Mitt Romney on Saturday passed over Rubio and named Wisconsin Rep. Paul Ryan as his vice presidential running mate, opting for another young conservative star who is the architect of a plan that would dramatically reshape government and Medicare.

"Throughout his life, Mitt Romney has made great decisions, and choosing Paul Ryan as his running mate is a truly inspired choice," Rubio said. He said Ryan is a "courageous reformer who understands our nation's challenges, has proposed bold policy solutions to solve them, and has shown the courage to stand up to President Obama and other Washington politicians trying to tear him down."

Rubio, who repeatedly downplayed his prospects despite widespread media speculation, benefited immensely nonetheless. The ambitious Floridian is now spared the intense scrutiny and pressures of a national campaign.

He has four years left in his first Senate term — ending, coincidentally, the next time the White House is up for grabs.

Months of attention in the national news have helped Rubio build his profile and sell copies of his memoir about growing up as the son of Cuban immigrants.

He is expected to campaign for Romney across the country in the coming weeks and will join him on a bus tour through Florida on Monday. On Wednesday, Rubio will raise money for Romney in San Antonio, Texas.

Rubio was an attractive candidate. He is a new face in the Republican Party who straddles the establishment and the tea party, a gifted speaker with a compelling backstory. He is Hispanic and Republicans seek a greater appeal among Latino voters.

At the same time, Rubio presented challenges for Romney. He is 41 years old and is only two years into his first Senate term (though he served nine years in the Florida House, two as speaker). One of the main questions presidential nominees ask of their VP is, "Could this person step in as president?"

Ryan is only 42 but has served in Congress since 1999. His "Roadmap for America's Future," a proposal to eliminate the federal deficit, reform the tax code and reshape Medicare, has been a rallying point for Republicans. Ryan, like Rubio, is also beloved by tea party activists.

Rubio's warmth toward Romney has seemed to lack at times. He endorsed him well after Florida's primary in January and when it was increasingly clear Romney had secured the nomination. Ryan endorsed Romney before the Wisconsin primary, a critical time, and the two shared chemistry on the campaign trail. Both take a data-driven approach to politics.

Still, Rubio still seemed to be positioning himself for consideration, amping up his rhetoric toward Obama and taking steps to remove any doubts about him. His political committee has spent more than $40,000 for investigators to research for negative attacks that could surface against him.
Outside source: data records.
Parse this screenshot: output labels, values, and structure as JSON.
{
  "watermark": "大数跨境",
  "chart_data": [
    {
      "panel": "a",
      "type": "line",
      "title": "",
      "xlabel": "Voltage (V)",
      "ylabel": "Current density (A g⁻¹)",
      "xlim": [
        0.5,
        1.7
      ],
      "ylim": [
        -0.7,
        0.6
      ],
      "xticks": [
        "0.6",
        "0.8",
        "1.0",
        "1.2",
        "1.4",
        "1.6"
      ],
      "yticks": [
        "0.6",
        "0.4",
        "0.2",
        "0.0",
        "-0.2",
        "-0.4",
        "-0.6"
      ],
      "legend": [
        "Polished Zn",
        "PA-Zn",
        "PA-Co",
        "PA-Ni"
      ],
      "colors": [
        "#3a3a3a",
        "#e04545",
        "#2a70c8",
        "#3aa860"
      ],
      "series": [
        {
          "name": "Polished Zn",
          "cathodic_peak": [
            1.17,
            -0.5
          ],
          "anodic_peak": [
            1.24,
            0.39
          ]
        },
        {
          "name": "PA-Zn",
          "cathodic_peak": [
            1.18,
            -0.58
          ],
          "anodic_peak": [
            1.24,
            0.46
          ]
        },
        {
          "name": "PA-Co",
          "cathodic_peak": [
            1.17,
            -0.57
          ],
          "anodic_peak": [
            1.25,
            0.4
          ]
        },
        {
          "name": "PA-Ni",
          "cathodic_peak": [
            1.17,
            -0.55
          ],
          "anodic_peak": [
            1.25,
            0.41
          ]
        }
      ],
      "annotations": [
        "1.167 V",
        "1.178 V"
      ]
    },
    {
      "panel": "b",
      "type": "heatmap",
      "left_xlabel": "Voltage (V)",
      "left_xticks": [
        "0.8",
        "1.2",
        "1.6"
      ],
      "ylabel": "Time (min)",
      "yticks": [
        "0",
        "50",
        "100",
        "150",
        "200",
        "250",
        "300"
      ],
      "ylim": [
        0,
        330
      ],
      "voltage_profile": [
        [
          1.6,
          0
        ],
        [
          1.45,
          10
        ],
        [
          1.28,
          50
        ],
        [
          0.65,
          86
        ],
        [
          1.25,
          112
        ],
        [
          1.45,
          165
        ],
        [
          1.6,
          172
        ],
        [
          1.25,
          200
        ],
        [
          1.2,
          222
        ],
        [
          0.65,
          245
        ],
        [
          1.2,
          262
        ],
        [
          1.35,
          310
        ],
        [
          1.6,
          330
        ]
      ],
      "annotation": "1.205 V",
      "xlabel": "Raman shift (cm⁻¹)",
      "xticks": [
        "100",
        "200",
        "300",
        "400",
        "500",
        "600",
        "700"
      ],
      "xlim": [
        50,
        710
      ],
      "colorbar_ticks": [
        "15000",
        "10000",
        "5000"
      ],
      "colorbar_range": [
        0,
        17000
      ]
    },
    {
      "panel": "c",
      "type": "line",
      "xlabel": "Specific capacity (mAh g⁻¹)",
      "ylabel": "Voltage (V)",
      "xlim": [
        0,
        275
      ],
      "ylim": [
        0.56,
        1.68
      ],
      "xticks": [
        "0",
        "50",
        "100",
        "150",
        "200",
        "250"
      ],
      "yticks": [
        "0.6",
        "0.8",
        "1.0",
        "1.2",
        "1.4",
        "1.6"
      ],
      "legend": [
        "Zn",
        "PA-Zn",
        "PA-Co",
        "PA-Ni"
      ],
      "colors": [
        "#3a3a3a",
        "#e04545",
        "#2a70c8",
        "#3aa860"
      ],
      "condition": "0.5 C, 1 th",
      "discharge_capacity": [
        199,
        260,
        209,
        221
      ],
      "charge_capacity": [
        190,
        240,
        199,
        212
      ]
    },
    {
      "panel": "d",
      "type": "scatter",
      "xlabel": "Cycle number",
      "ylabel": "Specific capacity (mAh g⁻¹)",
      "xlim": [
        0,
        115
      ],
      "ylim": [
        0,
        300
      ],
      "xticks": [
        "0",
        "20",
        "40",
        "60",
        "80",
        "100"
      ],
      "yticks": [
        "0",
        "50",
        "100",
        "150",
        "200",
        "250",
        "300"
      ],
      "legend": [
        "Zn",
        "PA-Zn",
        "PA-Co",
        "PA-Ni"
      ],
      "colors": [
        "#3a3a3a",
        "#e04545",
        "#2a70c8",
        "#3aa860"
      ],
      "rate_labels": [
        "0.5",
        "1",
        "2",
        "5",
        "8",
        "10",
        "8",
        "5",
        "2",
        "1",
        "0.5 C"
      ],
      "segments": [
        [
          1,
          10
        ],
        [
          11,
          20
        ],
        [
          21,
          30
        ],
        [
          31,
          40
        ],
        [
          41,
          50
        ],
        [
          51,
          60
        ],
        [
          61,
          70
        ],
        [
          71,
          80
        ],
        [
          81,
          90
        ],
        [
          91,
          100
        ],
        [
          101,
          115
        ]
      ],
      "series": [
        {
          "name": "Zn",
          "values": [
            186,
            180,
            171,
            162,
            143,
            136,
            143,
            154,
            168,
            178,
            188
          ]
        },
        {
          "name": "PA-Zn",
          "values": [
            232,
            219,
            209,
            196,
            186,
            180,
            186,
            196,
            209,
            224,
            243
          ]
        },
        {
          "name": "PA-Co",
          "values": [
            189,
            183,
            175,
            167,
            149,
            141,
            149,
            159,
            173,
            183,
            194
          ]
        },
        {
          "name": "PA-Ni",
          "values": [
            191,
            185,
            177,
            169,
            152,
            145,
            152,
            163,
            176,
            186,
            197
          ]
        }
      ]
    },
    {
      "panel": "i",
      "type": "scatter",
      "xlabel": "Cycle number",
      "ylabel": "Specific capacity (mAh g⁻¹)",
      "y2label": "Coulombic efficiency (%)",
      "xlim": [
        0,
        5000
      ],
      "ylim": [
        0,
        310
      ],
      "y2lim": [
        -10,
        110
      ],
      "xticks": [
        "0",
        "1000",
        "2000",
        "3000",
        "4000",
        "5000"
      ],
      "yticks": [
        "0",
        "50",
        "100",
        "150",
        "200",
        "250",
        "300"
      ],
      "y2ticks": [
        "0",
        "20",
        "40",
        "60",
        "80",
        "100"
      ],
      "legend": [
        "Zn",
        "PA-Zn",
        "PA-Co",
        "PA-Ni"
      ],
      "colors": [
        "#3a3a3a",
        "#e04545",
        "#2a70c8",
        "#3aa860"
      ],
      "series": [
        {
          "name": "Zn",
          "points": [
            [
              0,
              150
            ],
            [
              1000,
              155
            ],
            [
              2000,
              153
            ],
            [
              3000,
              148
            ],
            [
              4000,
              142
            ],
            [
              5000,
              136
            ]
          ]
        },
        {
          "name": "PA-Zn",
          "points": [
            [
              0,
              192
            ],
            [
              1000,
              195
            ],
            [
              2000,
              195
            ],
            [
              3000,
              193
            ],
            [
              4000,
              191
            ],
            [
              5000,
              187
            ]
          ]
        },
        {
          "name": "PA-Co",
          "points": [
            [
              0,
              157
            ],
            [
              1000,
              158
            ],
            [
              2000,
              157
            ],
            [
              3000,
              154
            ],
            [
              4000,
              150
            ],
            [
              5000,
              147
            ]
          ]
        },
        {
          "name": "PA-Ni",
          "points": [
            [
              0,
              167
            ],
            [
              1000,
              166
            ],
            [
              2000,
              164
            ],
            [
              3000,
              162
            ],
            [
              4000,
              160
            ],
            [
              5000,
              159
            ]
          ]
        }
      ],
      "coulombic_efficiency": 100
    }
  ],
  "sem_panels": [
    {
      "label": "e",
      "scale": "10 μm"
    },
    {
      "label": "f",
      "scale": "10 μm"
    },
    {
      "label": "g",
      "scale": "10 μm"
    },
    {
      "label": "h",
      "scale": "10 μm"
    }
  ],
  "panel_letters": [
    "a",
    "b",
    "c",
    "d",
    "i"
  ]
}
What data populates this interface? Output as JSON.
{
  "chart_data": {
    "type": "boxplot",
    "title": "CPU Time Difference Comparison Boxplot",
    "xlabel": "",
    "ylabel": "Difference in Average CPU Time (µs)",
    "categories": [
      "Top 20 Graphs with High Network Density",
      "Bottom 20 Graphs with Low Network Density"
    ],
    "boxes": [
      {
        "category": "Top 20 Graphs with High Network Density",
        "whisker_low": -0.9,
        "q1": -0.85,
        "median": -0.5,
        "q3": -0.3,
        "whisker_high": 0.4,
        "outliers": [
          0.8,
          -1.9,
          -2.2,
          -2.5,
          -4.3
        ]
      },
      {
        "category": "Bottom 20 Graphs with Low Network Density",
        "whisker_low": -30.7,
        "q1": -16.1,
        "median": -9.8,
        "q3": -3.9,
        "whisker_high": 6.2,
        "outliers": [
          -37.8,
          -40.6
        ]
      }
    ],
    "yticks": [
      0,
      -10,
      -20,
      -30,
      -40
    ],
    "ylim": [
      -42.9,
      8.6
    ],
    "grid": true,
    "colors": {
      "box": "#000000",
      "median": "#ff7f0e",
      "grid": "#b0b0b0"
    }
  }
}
He pushed up publication of his memoir to June, originally scheduled for October. He asked the Florida Ethics Commission to close a complaint filed against him in his 2010 Senate race.

Last month, the commission cleared the complaint against Rubio but an investigator had harsh words for Rubio, saying the level of "negligence" exhibited by Rubio's confusion between a GOP American Express card and his own MasterCard and failing to recognize the error on monthly statements was "disturbing."

His biography has also come under review. Earlier this year, The Tampa Bay Times and Washington Post reported that Rubio's parents came to the United States before Fidel Castro took over Cuba, not after as Rubio's official Senate biography said and he often implied during his political rise. Rubio replied they were still exiles because they could not go home.